Selke won't be its CEO. That honor would go to Bo Pittman, president and chief executive of MUNA. "This guy can lead," Selke said of Pittman, who would also be a regional president of the combined entity.

Selke will be the chief financial officer and a regional president. RVA Financial's CEO, Rick Preble, plans to be the chief operations officer and a regional president.

From left: Bo Pittman, CEO of MUNA Federal Credit Union; Matt Selke, CEO of Pinnacle Credit Union; and Rick Preble, CEO of RVA Financial Federal Credit Union. "Bo has as much leadership experience as Matt and I combined," Preble said of their choice to make Pittman the sole CEO when all three credit unions are merged.

Pittman has more than 30 years of Air Force leadership in his background. Selke said he noticed Pittman right away when they began serving together on the board of directors of CU*South, a credit union service organization, about five years ago.

Preble had the same impression.

At a breakfast meeting early in the process, "I looked him right in the eye and said, 'I'm going to recommend you as CEO,' " Preble said. "Bo has as much leadership experience as Matt and I combined."

While only one gets to be CEO, the need for three regional presidents stems from the lack of overlap in the credit unions' branch maps. Each constituent plans to maintain its individual brand for a short time after the merger is complete. The combined organization, which would be based in Atlanta, will eventually take on a new name. 

But the deal wasn't motivated primarily by geographic expansion. Pittman said the combined organization will have about $220 million of assets, and that will allow it to afford things that the three companies could not individually. For example, Pittman said the savings from combining back-office functions will allow for hiring in areas including compliance. 
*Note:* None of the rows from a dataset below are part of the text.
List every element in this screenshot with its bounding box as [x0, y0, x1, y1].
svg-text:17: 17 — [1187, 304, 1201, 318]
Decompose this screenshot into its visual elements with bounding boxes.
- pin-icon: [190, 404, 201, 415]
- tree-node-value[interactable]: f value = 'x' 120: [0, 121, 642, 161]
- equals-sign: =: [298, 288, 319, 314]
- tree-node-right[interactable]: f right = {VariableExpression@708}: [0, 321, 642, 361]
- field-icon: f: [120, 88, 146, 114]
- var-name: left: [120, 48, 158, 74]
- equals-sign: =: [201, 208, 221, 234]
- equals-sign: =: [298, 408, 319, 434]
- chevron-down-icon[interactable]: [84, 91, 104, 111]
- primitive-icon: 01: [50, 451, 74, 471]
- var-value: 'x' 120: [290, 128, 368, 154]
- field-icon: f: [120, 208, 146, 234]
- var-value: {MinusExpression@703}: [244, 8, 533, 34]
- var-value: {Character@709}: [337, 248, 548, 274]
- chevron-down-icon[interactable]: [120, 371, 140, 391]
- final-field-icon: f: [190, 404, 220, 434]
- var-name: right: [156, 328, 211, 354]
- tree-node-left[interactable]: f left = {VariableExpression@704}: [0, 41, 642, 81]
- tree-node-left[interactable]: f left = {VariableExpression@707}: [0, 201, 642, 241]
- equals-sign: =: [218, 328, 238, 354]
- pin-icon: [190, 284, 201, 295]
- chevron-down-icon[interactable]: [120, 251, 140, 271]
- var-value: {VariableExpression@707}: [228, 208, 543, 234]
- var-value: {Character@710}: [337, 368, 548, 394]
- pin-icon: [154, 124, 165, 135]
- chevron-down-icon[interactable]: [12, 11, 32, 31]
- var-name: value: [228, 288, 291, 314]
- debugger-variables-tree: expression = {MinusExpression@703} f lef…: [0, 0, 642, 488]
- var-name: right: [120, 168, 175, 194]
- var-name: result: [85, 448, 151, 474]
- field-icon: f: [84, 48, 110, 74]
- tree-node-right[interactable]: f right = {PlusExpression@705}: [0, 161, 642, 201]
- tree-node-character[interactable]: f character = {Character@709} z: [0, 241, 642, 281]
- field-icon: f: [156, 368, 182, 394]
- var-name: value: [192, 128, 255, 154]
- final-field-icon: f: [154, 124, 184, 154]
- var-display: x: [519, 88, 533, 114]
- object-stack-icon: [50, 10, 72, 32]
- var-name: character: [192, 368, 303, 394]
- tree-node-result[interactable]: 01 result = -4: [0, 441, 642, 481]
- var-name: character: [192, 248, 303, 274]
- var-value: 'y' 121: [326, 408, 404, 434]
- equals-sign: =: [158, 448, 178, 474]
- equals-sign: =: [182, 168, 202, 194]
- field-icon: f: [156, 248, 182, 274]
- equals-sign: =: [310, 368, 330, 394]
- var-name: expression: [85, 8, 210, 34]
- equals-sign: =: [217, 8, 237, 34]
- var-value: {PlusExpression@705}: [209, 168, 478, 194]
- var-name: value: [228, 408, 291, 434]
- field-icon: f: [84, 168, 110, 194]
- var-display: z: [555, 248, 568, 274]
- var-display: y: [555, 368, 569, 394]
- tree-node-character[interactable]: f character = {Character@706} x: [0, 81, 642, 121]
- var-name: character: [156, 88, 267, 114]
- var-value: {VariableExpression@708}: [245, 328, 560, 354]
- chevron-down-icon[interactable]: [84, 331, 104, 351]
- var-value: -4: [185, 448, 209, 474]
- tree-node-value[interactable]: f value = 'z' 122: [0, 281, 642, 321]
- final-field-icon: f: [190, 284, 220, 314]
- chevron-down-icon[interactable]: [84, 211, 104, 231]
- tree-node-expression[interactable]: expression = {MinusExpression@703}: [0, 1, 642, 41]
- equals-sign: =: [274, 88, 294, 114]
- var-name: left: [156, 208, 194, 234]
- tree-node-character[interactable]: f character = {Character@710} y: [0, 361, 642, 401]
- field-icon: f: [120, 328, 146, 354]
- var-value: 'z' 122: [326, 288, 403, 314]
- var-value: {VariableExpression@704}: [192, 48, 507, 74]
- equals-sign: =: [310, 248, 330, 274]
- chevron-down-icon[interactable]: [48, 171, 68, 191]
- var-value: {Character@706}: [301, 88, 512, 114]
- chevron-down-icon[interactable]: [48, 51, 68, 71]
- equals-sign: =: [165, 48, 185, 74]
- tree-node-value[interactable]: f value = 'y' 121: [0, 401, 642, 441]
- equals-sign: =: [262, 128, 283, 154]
"The regulatory guidance changes so frequently that we really need somebody in that area full time," Pittman said. "But for a small institution like mine, it was very difficult to afford someone to focus on that area alone."

About 800 miles separate Meridian and Richmond. Pittman said it would be ideal to eventually fill in some of the gaps in the footprint with other mergers, and that may happen over time.

According to Preble, distance is not as large of an issue today as it might have been 20 years ago. "With technology where it is today, the distance just doesn't seem as far as it used to," Preble said. 

And there was a recent blueprint for a credit union merger spanning hundreds of miles. 

In 2020, the $1.3 billion-asset Deere Employees Credit Union in Moline, Illinois, and the $338 million-asset Infinity FCU in Westbrook, Maine, announced they had agreed to merge.

Ultimately, the difficulties each of the three credit unions faced were more of an issue than any one CEO's ego. 

"We noticed that we're all cracking the same nut when it comes to the challenges that we're facing and the things that we're doing. And a lot of our strategic focus was similar," Preble said. "And we thought maybe we didn't have to fight this fight alone."